In this post, I’ll show where I gather real-world data from and how I generate reports that can be shared with others. The reports include GitHub/GitLab links to specific lines of code, and they look like this:
# https://github.com/gitlabhq/gitlabhq/blob/ba8e6fd9f408a6a6e0d20a5fe0d378aa63247065/app/models/concerns/mentionable.rb#L200
source.select { |key, val| mentionable.include?(key) }
# https://github.com/gitlabhq/gitlabhq/blob/ba8e6fd9f408a6a6e0d20a5fe0d378aa63247065/config/initializers/fog_google_list_objects_match_glob_support.rb#L34
**options.select { |k, _| allowed_opts.include? k }
# https://github.com/gitlabhq/gitlabhq/blob/ba8e6fd9f408a6a6e0d20a5fe0d378aa63247065/lib/gitlab/ci/reports/test_suite_comparer.rb#L31-L33
head_suite.failed.select do |key, _|
base_suite.failed.include?(key)
end.values
# etc.
This is neat because you can see where the offenses have been caught (which, among other things, allows you to find false positives), they’re syntax-highlighted, and anybody can open the link to view the offense in context. The offense message is not displayed because in such reports it is less important; the code matters more.

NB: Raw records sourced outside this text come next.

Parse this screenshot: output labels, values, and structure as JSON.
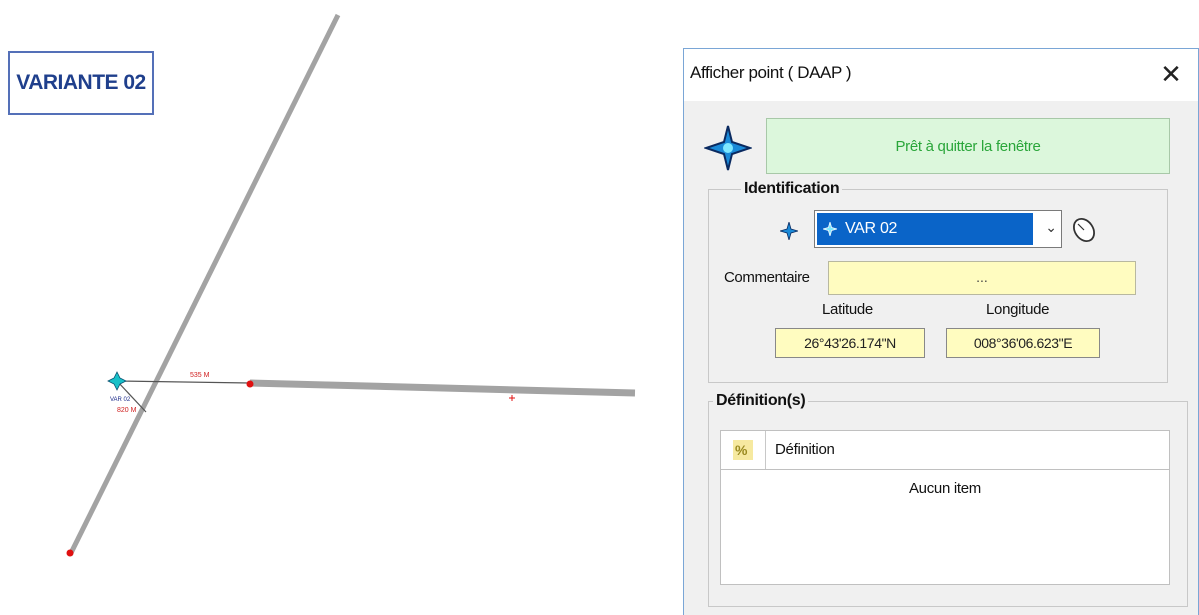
{
  "variant_label": "VARIANTE 02",
  "map": {
    "point_name": "VAR 02",
    "distance_1": "535 M",
    "distance_2": "820 M",
    "colors": {
      "road": "#a3a3a3",
      "endpoint": "#e01010",
      "point": "#00aaaa",
      "measure": "#d02020"
    }
  },
  "dialog": {
    "title": "Afficher point ( DAAP )",
    "close_glyph": "✕",
    "status": "Prêt à quitter la fenêtre",
    "identification": {
      "legend": "Identification",
      "selected_point": "VAR 02",
      "comment_label": "Commentaire",
      "comment_value": "...",
      "latitude_label": "Latitude",
      "latitude_value": "26°43'26.174\"N",
      "longitude_label": "Longitude",
      "longitude_value": "008°36'06.623\"E"
    },
    "definitions": {
      "legend": "Définition(s)",
      "column_header": "Définition",
      "empty_text": "Aucun item"
    },
    "colors": {
      "status_bg": "#dcf7dc",
      "status_text": "#2aa63a",
      "field_bg": "#fffcc0",
      "selection": "#0a64c8"
    }
  }
}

First, I’ll talk about fetching real-world repositories on which to run RuboCop. Then, I’ll explain how to generate the reports with a custom RuboCop formatter.
Real-world repositories
When we talk about real-world Ruby data, it’s important to distinguish the type of data we need. For contributions to rubocop-rails
, we’d like to have Rails repositories; likewise for rubocop-rspec
, rubocop
itself, and other similar gems.
I most commonly contribute to those three gems, so having relevant repos comes in handy. Fortunately, kind folks have compiled repos with real-world applications that can be quickly cloned.
These are:
- real-world-ruby-apps (for
rubocop
) - real-world-rails (for
rubocop-rails
) - real-world-rspec (for
rubocop-rspec
)
These repos use submodules to fetch other public repos. After following the installation steps from one of these repos’ READMEs, you’ll have lots of Ruby code checked out locally. This is the code on which we’ll run RuboCop.
The apps in these repos have their own .rubocop.yml
files. While needed in the context of the project, we don’t want project-specific configuration to affect our RuboCop runs, so we’ll delete them:
# cd to the real-world folder, then:
find . -iname '.rubocop.yml' \( -type l -o -type f \) -delete
This will delete both files and symlinks named .rubocop.yml
recursively.
Now we have the code ready locally. Next step is to create the RuboCop formatter.
Custom formatter
To print the offenses with links, I wrote a custom RuboCop formatter which you can find in this GitHub gist. It’s based on the Clang formatter, and it should replace the clang file in your local clone of RuboCop (you can also replace any other formatter if you prefer that).
The formatter uses Git to get the current revision of the file and the remote where it’s hosted, then constructs a URL from the rev and the line number, giving you a permalink. Also, unlike other formatters, if an offense spans multiple lines, it prints all lines instead of only the first one.
I keep the patch with the custom formatter stashed locally, and whenever I need it, I just apply the patch.
Running RuboCop
When I run RuboCop on real-world data, I typically run it against a single cop that I’m adding or modifying.
Assuming the real-world repo is cloned in the same parent folder as rubocop
, you can generate the report by running RuboCop from the rubocop
folder, for example:
bundle exec rubocop ../real-world-ruby-apps/apps --only Style/HashSlice -f clang > report.rb
If all went well, report.rb
should contain offenses for the cop (in this case, Style/HashSlice
) for all applications from real-world-ruby-apps
, formatted with public references. I save the report in a .rb
file to get syntax highlighting in the IDE, which usually works, though highlighting may break depending on the offense code.
That’s it. I wish you good fortune in the contributions to come.